Hide and Seek
- 22 hours ago
- 2 min read
By Jenny Morelli

PROMPT—Never will I forget ...
When I was five, my whole world was Floor is Lava, snowball fights, and Hide and Seek, the game I was playing when I killed my brother.  
‘Sh, I’m dead,’ he whispered when I found him. 
My heart pounded. Until then, I didn’t understand death beyond a fallen bird, a crushed bug. Mom’s happiness from a fight with Dad.  
Aunt Anne hadn’t died yet. Neither had our dog Chipper. 
I paced the threadbare carpet. Wondered how this happened. 
Were we playing so long he died of old age? 
Did Chipper, that awful canine beast of ours, bite him? 
Did he hold his breath too long when I got close?
How will I live without my big brother?  How can he be dead when he wants to be a doctor? I couldn’t breathe past my panic, so when Mom called for me, I nearly hit the ceiling. This was it. I had to tell her I killed her son. She’d kill me, then be stuck with Lizzie, who’s just like Dad in all the worst ways.  
With a shaky breath, I plodded into the laundry room.
Mom handed me a pile of Wonder Woman Underoos and pink ruffled tops. ‘Honey, take these to your room and…’ 
‘Mom, John’s dead!’
She blinked. ‘What?’ 
‘We were playing Hide and Seek and I found him and he said Shh, I’m dead.’ 
She swiped a lock of brown hair from her face as I braced myself, but the corners of her lips tugged up.
‘Oh, Honey,’ she sighed, steering me away. ‘Tell John not to do that.’  
With my tall stack of laundry, I staggered back to my brother behind Dad’s chair, and with a confident breath, yelled like I was casting a restoration spell, ‘John, not to do that.’  
I counted the ticks on the grandfather clock until he shifted onto his knees, newly animated and very alive.

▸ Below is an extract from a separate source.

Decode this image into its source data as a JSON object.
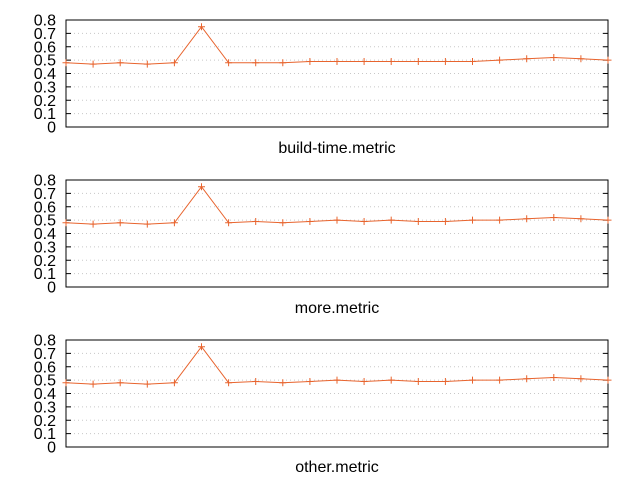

Relief spilled from my lungs. It worked! I declared him back to life! 
I dropped my clothes and hugged him, but he shoved me away. ‘Fine. You win.’

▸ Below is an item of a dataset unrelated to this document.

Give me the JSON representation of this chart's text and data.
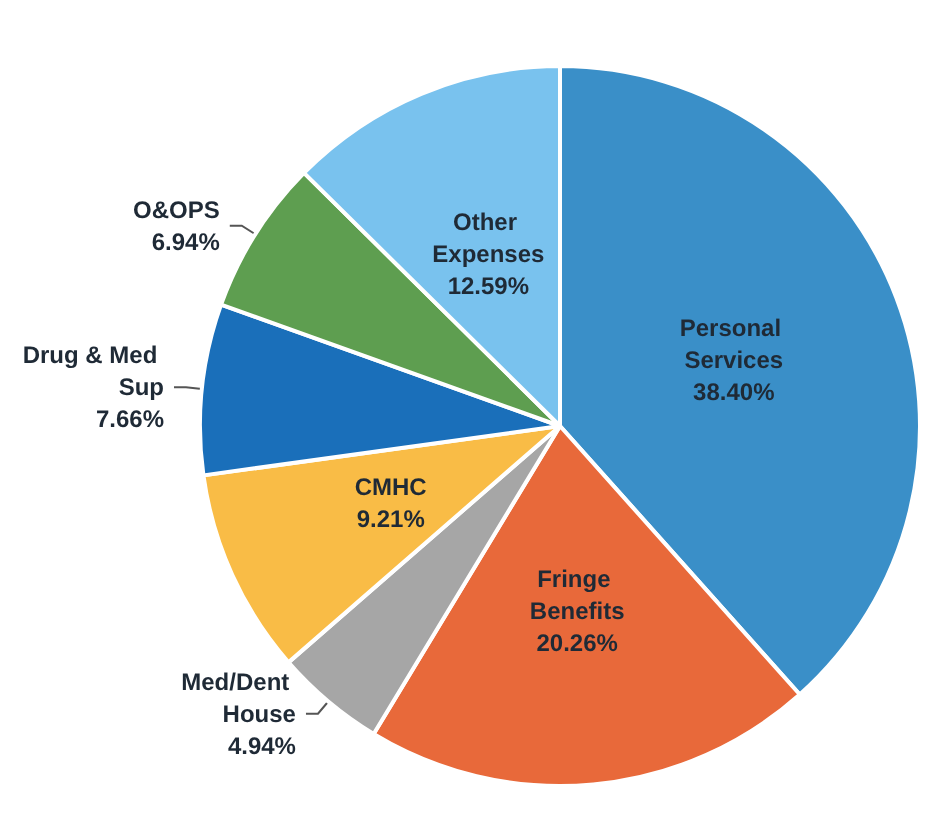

He stomped off, but all I could think was yes. I did win.  
I made my brother not dead anymore, but after that, I vowed to never play the deadliest of childhood games because imagination is dangerous in the mind of a sore loser.

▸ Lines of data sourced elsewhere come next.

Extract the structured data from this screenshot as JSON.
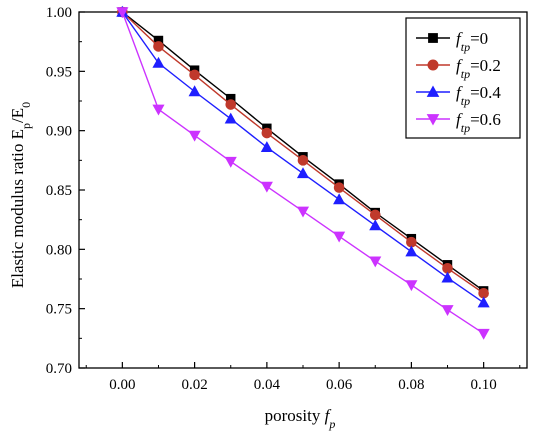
{
  "chart_data": {
    "type": "line",
    "xlabel": "porosity f_p",
    "xlabel_parts": {
      "main": "porosity ",
      "var": "f",
      "sub": "p"
    },
    "ylabel": "Elastic modulus ratio E_p/E_0",
    "ylabel_parts": {
      "main": "Elastic modulus ratio E",
      "sub1": "p",
      "slash": "/E",
      "sub2": "0"
    },
    "xlim": [
      -0.012,
      0.112
    ],
    "ylim": [
      0.7,
      1.0
    ],
    "x_ticks": [
      "0.00",
      "0.02",
      "0.04",
      "0.06",
      "0.08",
      "0.10"
    ],
    "y_ticks": [
      "0.70",
      "0.75",
      "0.80",
      "0.85",
      "0.90",
      "0.95",
      "1.00"
    ],
    "x_tick_values": [
      0.0,
      0.02,
      0.04,
      0.06,
      0.08,
      0.1
    ],
    "y_tick_values": [
      0.7,
      0.75,
      0.8,
      0.85,
      0.9,
      0.95,
      1.0
    ],
    "legend_position": "top-right",
    "grid": false,
    "x": [
      0.0,
      0.01,
      0.02,
      0.03,
      0.04,
      0.05,
      0.06,
      0.07,
      0.08,
      0.09,
      0.1
    ],
    "series": [
      {
        "name": "f_tp=0",
        "legend_var": "f",
        "legend_sub": "tp",
        "legend_value": "=0",
        "color": "#000000",
        "marker": "square",
        "values": [
          1.0,
          0.976,
          0.951,
          0.927,
          0.902,
          0.878,
          0.855,
          0.831,
          0.809,
          0.787,
          0.765
        ]
      },
      {
        "name": "f_tp=0.2",
        "legend_var": "f",
        "legend_sub": "tp",
        "legend_value": "=0.2",
        "color": "#c0392b",
        "marker": "circle",
        "values": [
          1.0,
          0.971,
          0.947,
          0.922,
          0.898,
          0.875,
          0.852,
          0.829,
          0.806,
          0.784,
          0.763
        ]
      },
      {
        "name": "f_tp=0.4",
        "legend_var": "f",
        "legend_sub": "tp",
        "legend_value": "=0.4",
        "color": "#1f1fff",
        "marker": "triangle-up",
        "values": [
          1.0,
          0.957,
          0.933,
          0.91,
          0.886,
          0.864,
          0.842,
          0.82,
          0.798,
          0.776,
          0.755
        ]
      },
      {
        "name": "f_tp=0.6",
        "legend_var": "f",
        "legend_sub": "tp",
        "legend_value": "=0.6",
        "color": "#cc33ff",
        "marker": "triangle-down",
        "values": [
          1.0,
          0.918,
          0.896,
          0.874,
          0.853,
          0.832,
          0.811,
          0.79,
          0.77,
          0.749,
          0.729
        ]
      }
    ]
  }
}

Jenny Morelli is a NJ high school English teacher who lives with her husband, cat, and myriad yard pets. She seeks inspiration in everything, but mostly, loves to write of her nightmares and personal memories. She’s published in several print and online literary magazines including Spillwords, Red Rose Thorns, Scars tv, Bottlecap Press, and Bookleaf Press for four poetry chapbooks. Jenny writes from Aberdeen, NJ.